I did not believe this in 1992, and I do not believe it today. Neither Americans nor anyone else have managed to build a harmonious multiracial society, and I cannot foresee any policy or attitude changes that would make it possible.
At the same time, our government has permitted a huge influx of non-white immigrants who threaten to reduce whites to a minority by the middle of this century. In their bones, whites know this will not be a good thing. They know that an increasingly Third-World America will slip into Third-World habits of corruption, poverty, and violence.
And yet, whites rarely oppose their own dispossession in explicitly racial terms. They may complain about overcrowding and environmental degradation, or suggest that immigrants should be encouraged to assimilate, but it is still unacceptable to state openly that whites have the right to remain the majority in their own country, their own institutions, their own schools, or their own neighborhoods.

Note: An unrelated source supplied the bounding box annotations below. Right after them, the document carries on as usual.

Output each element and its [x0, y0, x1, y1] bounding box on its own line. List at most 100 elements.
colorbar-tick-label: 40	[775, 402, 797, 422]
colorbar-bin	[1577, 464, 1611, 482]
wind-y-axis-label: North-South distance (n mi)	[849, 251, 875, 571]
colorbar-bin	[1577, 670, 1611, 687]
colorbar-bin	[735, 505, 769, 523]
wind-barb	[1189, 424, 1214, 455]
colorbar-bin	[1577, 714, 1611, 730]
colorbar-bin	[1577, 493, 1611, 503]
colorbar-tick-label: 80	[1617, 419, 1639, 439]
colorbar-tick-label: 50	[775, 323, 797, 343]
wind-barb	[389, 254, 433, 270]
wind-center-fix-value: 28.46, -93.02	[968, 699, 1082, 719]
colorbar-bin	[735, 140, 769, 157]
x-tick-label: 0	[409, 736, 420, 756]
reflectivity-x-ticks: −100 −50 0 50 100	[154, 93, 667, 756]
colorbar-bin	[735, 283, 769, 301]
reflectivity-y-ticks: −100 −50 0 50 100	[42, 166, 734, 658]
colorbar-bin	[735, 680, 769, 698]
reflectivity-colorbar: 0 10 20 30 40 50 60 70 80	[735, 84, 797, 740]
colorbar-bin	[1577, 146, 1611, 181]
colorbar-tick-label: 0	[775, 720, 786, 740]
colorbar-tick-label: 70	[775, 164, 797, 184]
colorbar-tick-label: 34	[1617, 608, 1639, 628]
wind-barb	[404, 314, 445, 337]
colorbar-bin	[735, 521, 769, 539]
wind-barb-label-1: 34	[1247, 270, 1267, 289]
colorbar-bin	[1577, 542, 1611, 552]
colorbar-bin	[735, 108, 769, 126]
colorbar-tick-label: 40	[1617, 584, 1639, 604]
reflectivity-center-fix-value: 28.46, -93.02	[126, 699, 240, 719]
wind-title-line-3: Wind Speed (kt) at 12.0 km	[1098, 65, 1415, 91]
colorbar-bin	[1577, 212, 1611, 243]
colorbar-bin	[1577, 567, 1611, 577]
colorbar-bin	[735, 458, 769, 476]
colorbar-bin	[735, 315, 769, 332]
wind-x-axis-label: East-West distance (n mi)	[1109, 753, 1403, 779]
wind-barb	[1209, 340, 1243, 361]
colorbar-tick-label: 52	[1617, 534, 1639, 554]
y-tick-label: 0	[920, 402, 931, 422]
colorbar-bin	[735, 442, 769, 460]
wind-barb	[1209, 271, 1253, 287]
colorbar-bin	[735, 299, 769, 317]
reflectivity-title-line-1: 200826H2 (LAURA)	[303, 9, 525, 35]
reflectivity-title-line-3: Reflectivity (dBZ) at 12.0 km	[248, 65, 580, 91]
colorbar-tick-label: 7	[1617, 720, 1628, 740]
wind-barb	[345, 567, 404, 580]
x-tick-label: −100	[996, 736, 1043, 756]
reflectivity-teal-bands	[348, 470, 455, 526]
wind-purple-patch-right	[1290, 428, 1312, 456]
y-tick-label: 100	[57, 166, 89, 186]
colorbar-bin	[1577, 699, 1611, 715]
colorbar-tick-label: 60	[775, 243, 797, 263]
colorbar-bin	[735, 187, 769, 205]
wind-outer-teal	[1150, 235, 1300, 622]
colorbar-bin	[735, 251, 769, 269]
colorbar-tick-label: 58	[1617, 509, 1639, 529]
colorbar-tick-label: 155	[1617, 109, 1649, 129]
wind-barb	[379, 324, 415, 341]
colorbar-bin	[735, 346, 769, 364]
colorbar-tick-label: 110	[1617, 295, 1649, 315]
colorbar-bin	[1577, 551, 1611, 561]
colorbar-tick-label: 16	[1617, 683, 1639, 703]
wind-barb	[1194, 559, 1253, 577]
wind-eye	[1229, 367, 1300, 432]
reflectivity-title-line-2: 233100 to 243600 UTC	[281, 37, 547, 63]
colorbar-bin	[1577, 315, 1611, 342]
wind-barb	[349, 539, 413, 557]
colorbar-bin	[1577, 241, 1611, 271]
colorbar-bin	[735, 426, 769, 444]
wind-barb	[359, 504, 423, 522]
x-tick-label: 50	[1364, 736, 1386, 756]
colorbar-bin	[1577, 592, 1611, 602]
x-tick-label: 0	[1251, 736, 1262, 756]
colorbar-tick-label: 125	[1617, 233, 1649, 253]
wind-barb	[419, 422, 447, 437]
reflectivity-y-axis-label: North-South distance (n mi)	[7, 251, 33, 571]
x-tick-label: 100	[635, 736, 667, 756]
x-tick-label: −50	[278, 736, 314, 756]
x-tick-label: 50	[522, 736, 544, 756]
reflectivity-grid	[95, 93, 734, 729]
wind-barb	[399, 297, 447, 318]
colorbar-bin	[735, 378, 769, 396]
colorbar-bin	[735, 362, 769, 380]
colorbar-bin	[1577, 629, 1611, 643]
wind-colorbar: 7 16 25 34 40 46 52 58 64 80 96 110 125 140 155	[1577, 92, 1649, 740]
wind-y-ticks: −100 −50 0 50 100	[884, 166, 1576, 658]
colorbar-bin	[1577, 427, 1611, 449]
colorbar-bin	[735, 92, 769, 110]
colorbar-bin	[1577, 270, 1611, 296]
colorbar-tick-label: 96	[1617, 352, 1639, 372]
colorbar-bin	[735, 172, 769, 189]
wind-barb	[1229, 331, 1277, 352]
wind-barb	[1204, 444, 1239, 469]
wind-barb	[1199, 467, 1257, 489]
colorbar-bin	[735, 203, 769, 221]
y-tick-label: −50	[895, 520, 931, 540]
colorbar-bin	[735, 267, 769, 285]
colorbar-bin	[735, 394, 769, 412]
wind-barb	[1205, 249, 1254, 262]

To take this position requires an unconventional understanding of the nature and importance of race, and views that reflect this understanding have been banished from public discourse.

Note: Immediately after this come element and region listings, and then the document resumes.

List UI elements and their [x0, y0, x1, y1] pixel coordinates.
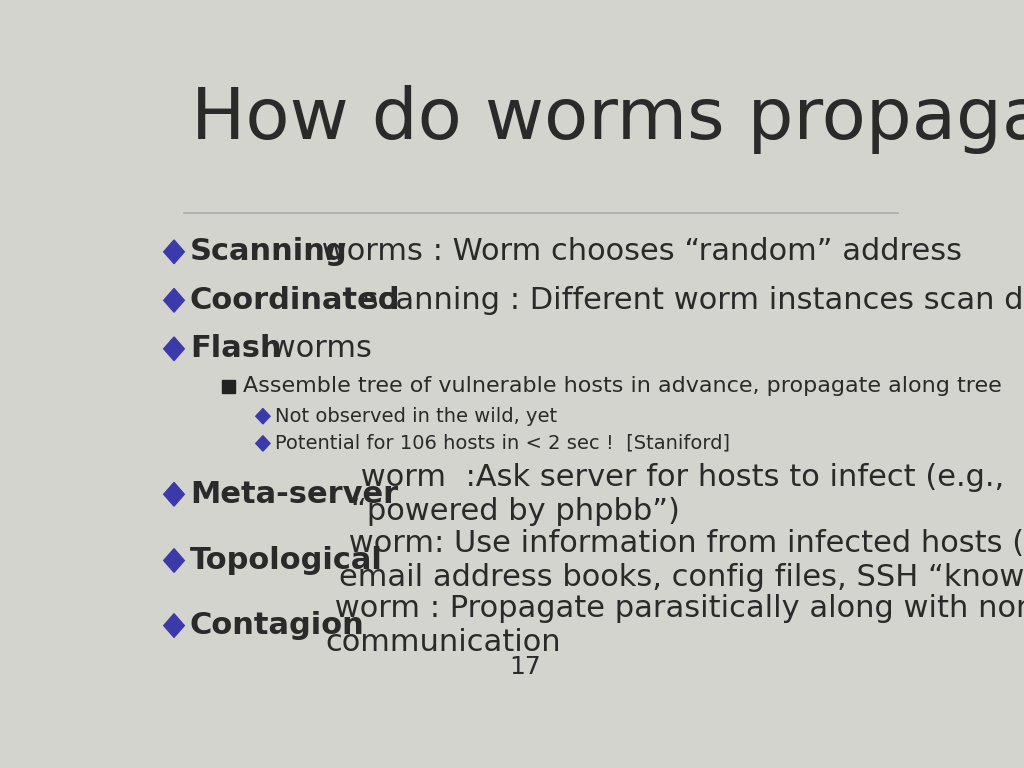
- Text: worms: worms: [261, 334, 372, 363]
- Text: Potential for 106 hosts in < 2 sec !  [Staniford]: Potential for 106 hosts in < 2 sec ! [St…: [274, 434, 730, 453]
- Text: Meta-server: Meta-server: [189, 480, 398, 508]
- Polygon shape: [164, 240, 184, 263]
- Text: Scanning: Scanning: [189, 237, 347, 266]
- Polygon shape: [222, 379, 236, 392]
- Text: Contagion: Contagion: [189, 611, 365, 640]
- Text: worms : Worm chooses “random” address: worms : Worm chooses “random” address: [312, 237, 963, 266]
- Polygon shape: [164, 337, 184, 361]
- Text: worm : Propagate parasitically along with normally initiated
communication: worm : Propagate parasitically along wit…: [326, 594, 1024, 657]
- Text: Coordinated: Coordinated: [189, 286, 400, 315]
- Polygon shape: [164, 548, 184, 572]
- Text: Assemble tree of vulnerable hosts in advance, propagate along tree: Assemble tree of vulnerable hosts in adv…: [243, 376, 1001, 396]
- Text: scanning : Different worm instances scan different addresses: scanning : Different worm instances scan…: [353, 286, 1024, 315]
- Polygon shape: [164, 289, 184, 312]
- Text: Flash: Flash: [189, 334, 282, 363]
- Text: Topological: Topological: [189, 546, 383, 575]
- Text: worm  :Ask server for hosts to infect (e.g.,  Google for
“powered by phpbb”): worm :Ask server for hosts to infect (e.…: [351, 463, 1024, 525]
- Text: 17: 17: [509, 655, 541, 679]
- Polygon shape: [164, 482, 184, 506]
- Polygon shape: [164, 614, 184, 637]
- Text: How do worms propagate?: How do worms propagate?: [191, 85, 1024, 154]
- Polygon shape: [256, 409, 270, 424]
- Text: worm: Use information from infected hosts (web server logs,
email address books,: worm: Use information from infected host…: [339, 529, 1024, 592]
- Polygon shape: [256, 435, 270, 451]
- Text: Not observed in the wild, yet: Not observed in the wild, yet: [274, 407, 557, 425]
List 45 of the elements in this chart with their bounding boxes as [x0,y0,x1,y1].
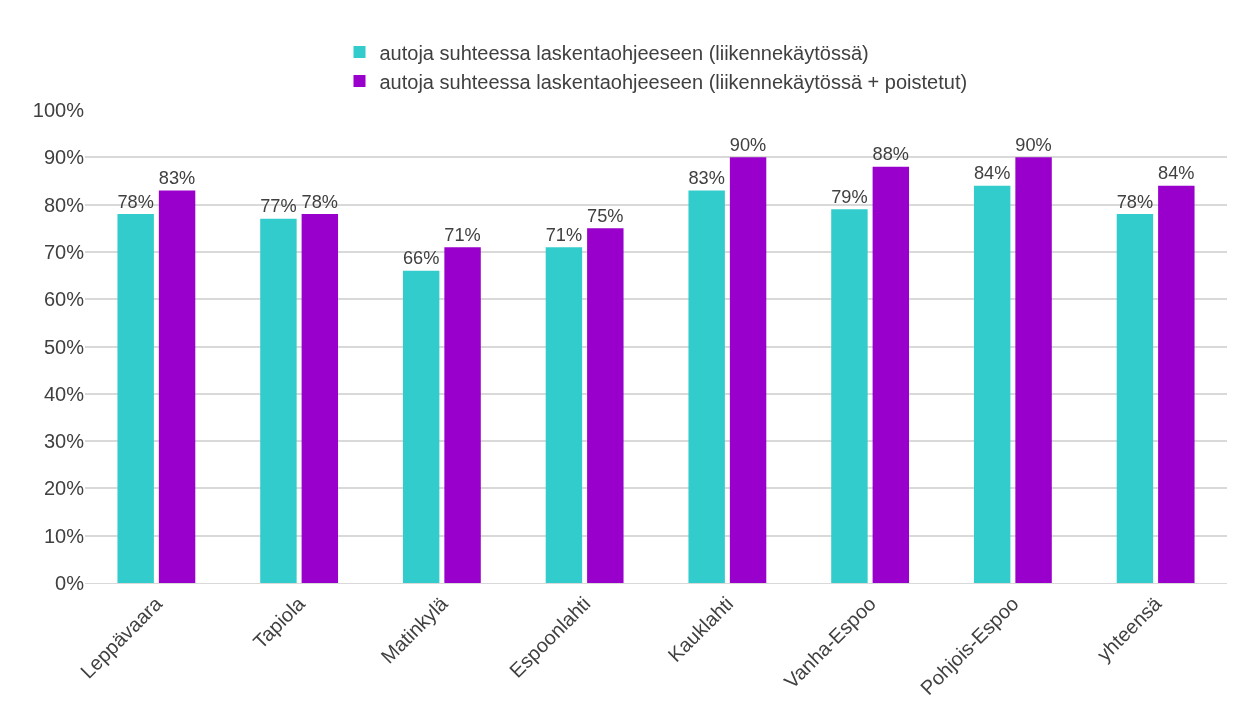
y-tick-label: 50% [43,335,85,358]
y-tick-label: 10% [43,524,85,547]
bar [545,247,583,583]
bar [831,209,868,583]
bar [729,157,767,583]
bar [587,228,624,583]
y-tick-label: 20% [43,477,85,500]
data-label: 88% [872,144,910,165]
data-label: 66% [402,248,440,269]
y-tick-label: 40% [43,382,85,405]
data-label: 71% [545,224,583,245]
y-tick-label: 70% [43,240,85,263]
y-tick-label: 80% [43,193,85,216]
data-label: 90% [1015,134,1052,155]
bar [402,270,440,583]
data-label: 79% [831,186,868,207]
bar [1116,214,1154,583]
data-label: 78% [117,191,154,212]
bar [444,247,481,583]
data-label: 77% [260,196,297,217]
data-label: 75% [587,205,624,226]
bar [872,166,910,583]
data-label: 84% [973,163,1011,184]
data-label: 71% [444,224,481,245]
data-label: 83% [158,167,196,188]
bar [260,218,297,583]
bar [688,190,725,583]
legend-label: autoja suhteessa laskentaohjeeseen (liikennekäytössä) [379,41,869,64]
data-label: 90% [729,134,767,155]
bar [301,214,339,583]
bar [158,190,196,583]
data-label: 84% [1158,163,1195,184]
y-tick-label: 100% [32,99,85,121]
data-label: 83% [688,167,725,188]
bar [1158,185,1195,583]
data-label: 78% [301,191,339,212]
y-tick-label: 60% [43,288,85,311]
data-label: 78% [1116,191,1154,212]
y-tick-label: 0% [55,572,85,594]
bar [1015,157,1052,583]
bar [117,214,154,583]
y-tick-label: 90% [43,146,85,169]
legend-label: autoja suhteessa laskentaohjeeseen (liikennekäytössä + poistetut) [379,70,968,93]
y-tick-label: 30% [43,430,85,453]
bar [973,185,1011,583]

Every other racial group can freely advance its interests at the expense of others, but whites are forbidden to organize and work for their own interests as whites.

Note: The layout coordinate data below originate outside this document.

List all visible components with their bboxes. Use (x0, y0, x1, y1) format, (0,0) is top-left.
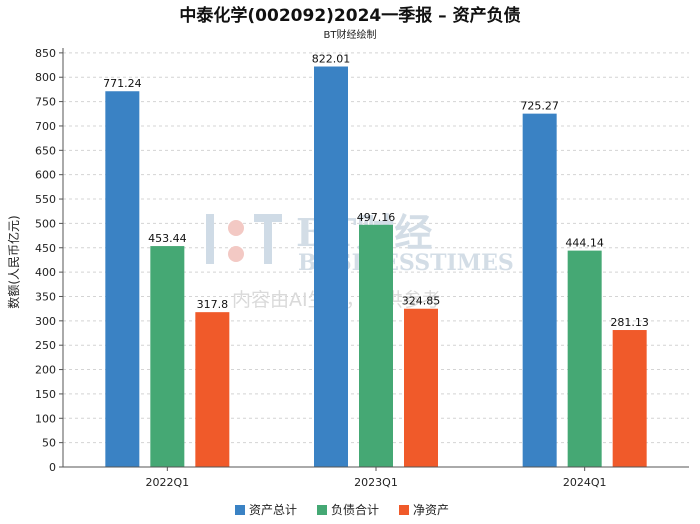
y-tick-label: 400 (35, 266, 56, 279)
y-tick-label: 750 (35, 96, 56, 109)
data-label: 281.13 (610, 316, 649, 329)
watermark-logo-icon (206, 214, 282, 264)
y-axis-ticks: 0 50 100 150 200 250 300 350 400 450 500 550 600 650 7… (35, 47, 63, 474)
bars-layer: 771.24 453.44 317.8 822.01 497.16 324.85 725.2… (103, 53, 649, 468)
legend-label: 净资产 (413, 503, 449, 517)
y-tick-label: 650 (35, 144, 56, 157)
x-axis-labels: 2022Q1 2023Q1 2024Q1 (146, 467, 607, 489)
legend: 资产总计 负债合计 净资产 (235, 502, 449, 517)
legend-label: 负债合计 (331, 502, 379, 517)
y-tick-label: 350 (35, 290, 56, 303)
x-tick-label: 2024Q1 (563, 476, 607, 489)
data-label: 497.16 (357, 211, 396, 224)
bar (105, 91, 140, 468)
bar (195, 312, 230, 467)
data-label: 725.27 (520, 100, 559, 113)
bar (612, 330, 647, 467)
y-tick-label: 150 (35, 388, 56, 401)
data-label: 324.85 (402, 295, 441, 308)
data-label: 822.01 (312, 53, 351, 66)
data-label: 317.8 (197, 298, 229, 311)
y-tick-label: 550 (35, 193, 56, 206)
y-tick-label: 600 (35, 169, 56, 182)
y-tick-label: 0 (49, 461, 56, 474)
y-tick-label: 300 (35, 315, 56, 328)
legend-swatch (317, 505, 327, 515)
y-tick-label: 200 (35, 364, 56, 377)
data-label: 453.44 (148, 232, 187, 245)
y-tick-label: 700 (35, 120, 56, 133)
y-tick-label: 450 (35, 242, 56, 255)
y-tick-label: 250 (35, 339, 56, 352)
bar (404, 308, 438, 467)
y-tick-label: 500 (35, 217, 56, 230)
data-label: 444.14 (565, 237, 604, 250)
legend-swatch (399, 505, 409, 515)
x-tick-label: 2022Q1 (146, 476, 190, 489)
y-tick-label: 100 (35, 412, 56, 425)
bar (522, 113, 557, 467)
legend-label: 资产总计 (249, 503, 297, 517)
bar (567, 250, 602, 467)
y-tick-label: 50 (42, 437, 56, 450)
chart-title: 中泰化学(002092)2024一季报 – 资产负债 (179, 5, 520, 26)
bar (314, 66, 348, 467)
y-axis-label: 数额(人民币亿元) (6, 215, 21, 308)
bar (359, 224, 393, 467)
bar (150, 246, 185, 467)
x-tick-label: 2023Q1 (354, 476, 398, 489)
y-tick-label: 850 (35, 47, 56, 60)
data-label: 771.24 (103, 77, 142, 90)
y-tick-label: 800 (35, 71, 56, 84)
chart-subtitle: BT财经绘制 (324, 28, 377, 41)
legend-swatch (235, 505, 245, 515)
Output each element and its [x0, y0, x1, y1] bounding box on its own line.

When I wrote Paved With Good Intentions I did not attempt to challenge that ban. On page 356, for example, I warned that if blacks continue to use race as a weapon, to advance their interests as a race and not as Americans, there are “disquieting” signs whites will be tempted to forge racial weapons of their own.
Of course, given the demographic and cultural challenges they face, signs of racial awakening among whites are not “disquieting.” They are essential to survival as a distinct people with a culture and heritage of their own.
I did not take this position in Paved With Good Intentions. I did not even propose it to my editor Kent Carroll because he would not have published a book that advocated racial consciousness for whites. He would have told me — no doubt correctly — that the country would not take such a book seriously.
Mr. Carroll took considerable criticism for publishing the relatively mild book that he did, and I do not fault him for his decisions. There are limits to what a publisher may publish and still retain the respect of his profession.
Since even before the appearance of Paved With Good Intentions I have been the editor of American Renaissance, a magazine that goes considerably further into forbidden territory. Some time after the book was published, I approached my agent Theron Raines with a proposal for a scholarly treatment of the subjects commonly raised in AR: the difficulties of integration, the disadvantages of “diversity,” the challenge to whites of non-white immigration, and the long-term consequences if whites fail to act in their own interests.
Mr. Raines, who worked tirelessly to help this book see the light of day, spent more than two years before he finally gave up on the new project. Mainstream publishing is still not ready for open dissent from the myths of multiracialism and diversity.
It is not yet ready to hear what I really think about race. For that, readers must turn to American Renaissance.
Some day whites will throw off the self-imposed scruples that require them to work for the benefit of every group but their own.
Some day, there will be a just solution to the American race problem that preserves the cultures and respects the dignity of all races.
Those who bring it about will, I believe, have read and reflected on books like this one.